In order to solve the problem of environmental health hazards caused by phthalate esters, a series of pure Bi2O2CO3 and light (La, Ce, Pr, Nd, Sm and Eu) and heavy (Gd, Tb, Dy, Ho, Er, Tm, Yb and Lu) rare earth-doped Bi2O2CO3 samples were prepared by hydrothermal method. The crystalline phase composition and physical structure of the samples calcined at 300 °C were studied, and we found that the rare earth ion doping promoted the transformation of Bi2O2CO3 to β-Bi2O3 crystalline phase, thus obtaining a mixed crystal phase photocatalyst constituted by rare earth-ion-doped Bi2O2CO3/β-Bi2O3. The Bi2O3/Bi2O2CO3 heterostructure had a lower band gap and more efficient charge transfer.

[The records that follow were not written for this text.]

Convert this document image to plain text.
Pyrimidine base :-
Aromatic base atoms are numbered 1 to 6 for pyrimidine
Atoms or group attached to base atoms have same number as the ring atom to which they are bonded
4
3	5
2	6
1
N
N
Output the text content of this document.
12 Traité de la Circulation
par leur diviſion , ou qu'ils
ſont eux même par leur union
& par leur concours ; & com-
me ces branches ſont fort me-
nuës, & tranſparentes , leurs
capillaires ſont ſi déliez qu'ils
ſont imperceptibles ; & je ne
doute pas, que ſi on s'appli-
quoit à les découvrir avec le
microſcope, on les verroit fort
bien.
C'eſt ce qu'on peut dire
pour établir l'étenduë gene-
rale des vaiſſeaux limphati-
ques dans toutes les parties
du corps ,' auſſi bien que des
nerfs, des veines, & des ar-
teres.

The fabricated samples were applied to the photocatalytic degradation of dimethyl phthalate (DMP) under a 300 W tungsten lamp, and it was found that the rare earth ion doping enhanced the photocatalytic degradation activity of DMP, in which the heavy rare earth of Er-doped sample reached 78% degradation for DMP at 150 min of light illumination. In addition, the doping of rare earths resulted in a larger specific surface area and a stronger absorption of visible light. At the same time, the formation of Bi2O2CO3/β-Bi2O3 heterogeneous junction enhanced the separation efficiency of photogenerated electrons and holes.